Ce livre de géographie historique, culturelle et politique traite des recompositions
territoriales et identitaires engagées en Éthiopie depuis la chute de
Mängestu, en 1991.
En décrétant, en 1975, une Réforme agraire radicale, les militaires visaient
plus que la redistribution de la terre, ils faisaient du «temps long table rase».

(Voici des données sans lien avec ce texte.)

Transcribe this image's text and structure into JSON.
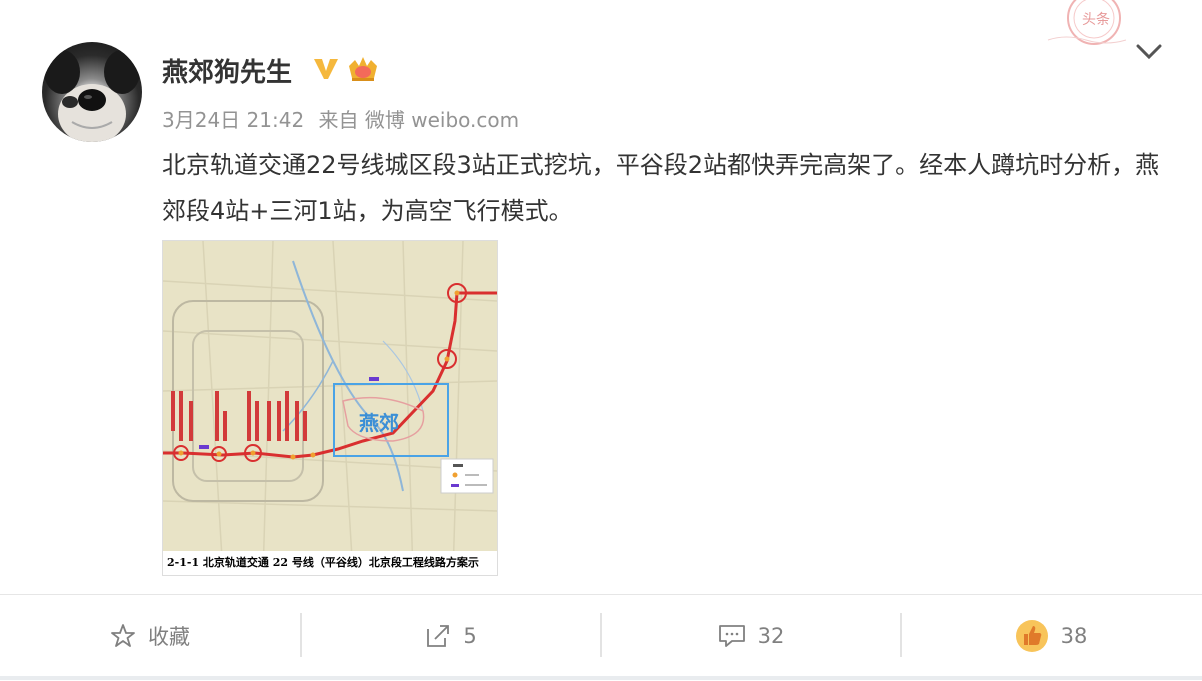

Ils rompaient avec la territorialisation fondée sur le mythe salomonien : les
Éthiopiens, le Peuple élu, habitent les hautes terres, la Terre sainte. Ayant
reconnu l'égalité entre les cultures et les peuples d'Éthiopie, la Révolution
formait le projet de changer leur répartition et leur habitat de façon à favoriser
leur fusion et l'éclosion d'un peuple «socialiste». Cette nouvelle identité sans
racine, sur un territoire devenu uniforme, brisait les liens séculaires unissant
les populations et leur Terre sainte. Comme les dirigeants de l'Ancien Régime,
les militaires ont sous-estimé les effets de la révolution démographique des
années 1960, échoué dans la lutte contre les famines et perdu, comme lui, le
pouvoir.
Le mythe biblique doit composer avec le réveil des identités «ethniques» et
religieuses régionales et avec la répétition des crises de subsistance. Désormais
découpée en États-régions ethnofédérales, au nom de la démocratie, et amputée
de l'Érythrée, la Terre sainte n'est plus en mesure de nourrir ses enfants,
toujours plus nombreux. Le temps court des événements, de l'actualité défie
l'ordre voulu par Dieu sur les hautes terres.